扉に駆け寄り、私は玄関のドアノブをひねる。


キィ…!


「!」


すると、そこに立っていたのは予想外の人物だった。


「お、オズ……?!」


紺碧の髪に、エメラルドの瞳。

整った外見には見覚えがある。

それは昨日、オークションで出会い、私の窮地を救ってくれた青年だった。

私の顔を見た瞬間。

オズは眉を寄せて低く言う。


「“昨日はどーも”。
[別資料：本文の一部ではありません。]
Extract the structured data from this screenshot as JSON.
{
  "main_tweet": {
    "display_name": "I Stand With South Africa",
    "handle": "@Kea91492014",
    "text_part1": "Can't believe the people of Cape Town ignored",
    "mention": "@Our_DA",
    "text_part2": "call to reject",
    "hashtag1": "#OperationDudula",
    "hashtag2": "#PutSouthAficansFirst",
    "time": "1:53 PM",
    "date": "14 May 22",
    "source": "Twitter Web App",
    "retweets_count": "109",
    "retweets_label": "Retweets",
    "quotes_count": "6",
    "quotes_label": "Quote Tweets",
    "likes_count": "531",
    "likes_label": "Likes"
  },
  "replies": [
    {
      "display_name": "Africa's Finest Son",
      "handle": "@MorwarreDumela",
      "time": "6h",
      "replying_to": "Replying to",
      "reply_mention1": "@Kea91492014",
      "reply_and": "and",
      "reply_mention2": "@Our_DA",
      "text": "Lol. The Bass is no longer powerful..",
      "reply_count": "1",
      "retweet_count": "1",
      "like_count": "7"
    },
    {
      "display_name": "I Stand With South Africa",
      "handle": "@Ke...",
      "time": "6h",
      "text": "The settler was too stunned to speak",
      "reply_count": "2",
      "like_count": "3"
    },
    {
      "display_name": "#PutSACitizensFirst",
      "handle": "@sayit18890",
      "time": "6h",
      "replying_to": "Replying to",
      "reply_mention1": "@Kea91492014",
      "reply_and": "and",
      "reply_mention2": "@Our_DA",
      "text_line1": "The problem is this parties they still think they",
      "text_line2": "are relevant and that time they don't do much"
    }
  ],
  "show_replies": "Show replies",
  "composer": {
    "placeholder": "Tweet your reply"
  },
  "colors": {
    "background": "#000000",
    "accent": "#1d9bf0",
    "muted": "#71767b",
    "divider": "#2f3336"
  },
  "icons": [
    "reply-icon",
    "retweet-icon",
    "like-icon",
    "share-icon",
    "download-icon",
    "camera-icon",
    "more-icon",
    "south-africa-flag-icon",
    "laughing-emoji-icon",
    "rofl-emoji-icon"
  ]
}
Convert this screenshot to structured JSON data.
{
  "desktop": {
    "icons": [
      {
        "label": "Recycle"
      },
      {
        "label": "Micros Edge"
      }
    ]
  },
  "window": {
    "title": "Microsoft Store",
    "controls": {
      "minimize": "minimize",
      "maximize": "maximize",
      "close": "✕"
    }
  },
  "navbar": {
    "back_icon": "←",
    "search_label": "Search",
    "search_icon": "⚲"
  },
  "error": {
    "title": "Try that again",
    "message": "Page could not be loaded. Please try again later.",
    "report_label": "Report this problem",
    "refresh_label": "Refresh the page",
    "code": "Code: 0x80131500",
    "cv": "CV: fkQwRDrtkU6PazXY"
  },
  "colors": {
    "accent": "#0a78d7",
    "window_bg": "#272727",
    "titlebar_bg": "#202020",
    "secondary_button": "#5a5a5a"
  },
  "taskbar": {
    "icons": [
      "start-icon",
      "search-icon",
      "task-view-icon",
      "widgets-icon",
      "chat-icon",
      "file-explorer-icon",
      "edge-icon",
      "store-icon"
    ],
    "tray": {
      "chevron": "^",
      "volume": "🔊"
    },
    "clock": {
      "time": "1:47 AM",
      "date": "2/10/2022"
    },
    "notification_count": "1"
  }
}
」


(うっ…!)


彼の目は笑っていない。


「まさか、あんたにまた会うとはな。…ずぶ濡れにされた挙句、湖に置いてけぼりって、どんな仕打ちだよ。」


「…その件に関しては心から申し訳ないと思ってます…」


視線を合わせづらく目を泳がせていると、彼は固い表情のまま私に尋ねた。


「あんた、確か“エラ”って言ったよな?どうしてウサギの家にいる?」


「っ!…え、えっと…」


明らかに疑うような視線。

私はなんと言っていいのか分からず、ぎこちなく答える。


「…ウサギさんに誘われて、ここに住むことになったから…?」


「!」


オズは、目を見開いた。

そして、どこか怪訝そうに私を見つめる。